Friday, August 24, 2012

China deports Myanmar refugees amid fighting - group

China has forcibly returned scores of ethnic Kachins who have fled Myanmar because of civil war, putting them at risk of armed violence and abuse by Myanmar's army, a human rights group said on Friday.
Up to 10,000 Kachins have sought refuge in the southwestern Chinese province of Yunnan after fighting between the Kachin Independence Army (KIA) and Myanmar's government flared up in the middle of 2011 following a 17-year truce, according to aid groups.
Diplomats say the conflict in Kachin state is one of the biggest tests for Myanmar's new civilian government's reform effort. Myanmar's government is in talks with the KIA and more than a dozen other ethnic minority rebel groups, to try to end all its decades-old conflicts.
Chinese authorities forcibly returned at least 1,000 Kachin refugees to Myanmar's northernmost Kachin state in mid-August, where they face a shortfall of aid, the New York-based Human Rights Watch said in a statement.

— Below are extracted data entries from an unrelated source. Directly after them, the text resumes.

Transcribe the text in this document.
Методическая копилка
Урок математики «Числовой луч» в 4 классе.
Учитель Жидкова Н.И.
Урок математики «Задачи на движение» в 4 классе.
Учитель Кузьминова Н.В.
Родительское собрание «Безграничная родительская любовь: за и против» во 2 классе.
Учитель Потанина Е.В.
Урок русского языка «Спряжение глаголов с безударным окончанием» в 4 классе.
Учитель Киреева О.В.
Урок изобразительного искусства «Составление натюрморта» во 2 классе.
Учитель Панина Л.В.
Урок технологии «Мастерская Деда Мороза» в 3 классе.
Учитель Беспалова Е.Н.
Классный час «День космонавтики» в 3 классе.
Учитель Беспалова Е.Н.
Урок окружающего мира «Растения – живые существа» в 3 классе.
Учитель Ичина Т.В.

China plans to deport another 4,000 refugees to Myanmar, also known as Burma, imminently, the rights group said.
"China is flouting its international legal obligations by forcibly returning Kachin refugees to an active conflict zone rife with Burmese army abuses," said Bill Frelick, director of the refugee programme at Human Rights Watch.
Frelick called on China to "urgently change course and provide temporary protection for the refugees".
China's Foreign Ministry and the Yunnan government were not immediately available for comment. In June, it denied similar accusations by Human Rights Watch that it had forced back into Myanmar the Kachins, saying the people were not refugees.
Chinese authorities have failed to provide the refugees temporary protection or aid, even as they have given sanctuary to an estimated 7,000 to 10,000 Kachin refugees in Yunnan, according to Human Rights Watch.
The rights group also said the Chinese government has denied United Nations and international humanitarian agencies much-needed access to these refugees.
While China has strong business and trade ties with Myanmar, it has long looked with wariness at its poor and unstable southern neighbor, and has repeatedly called on the country to ensure stability along their vast and remote border.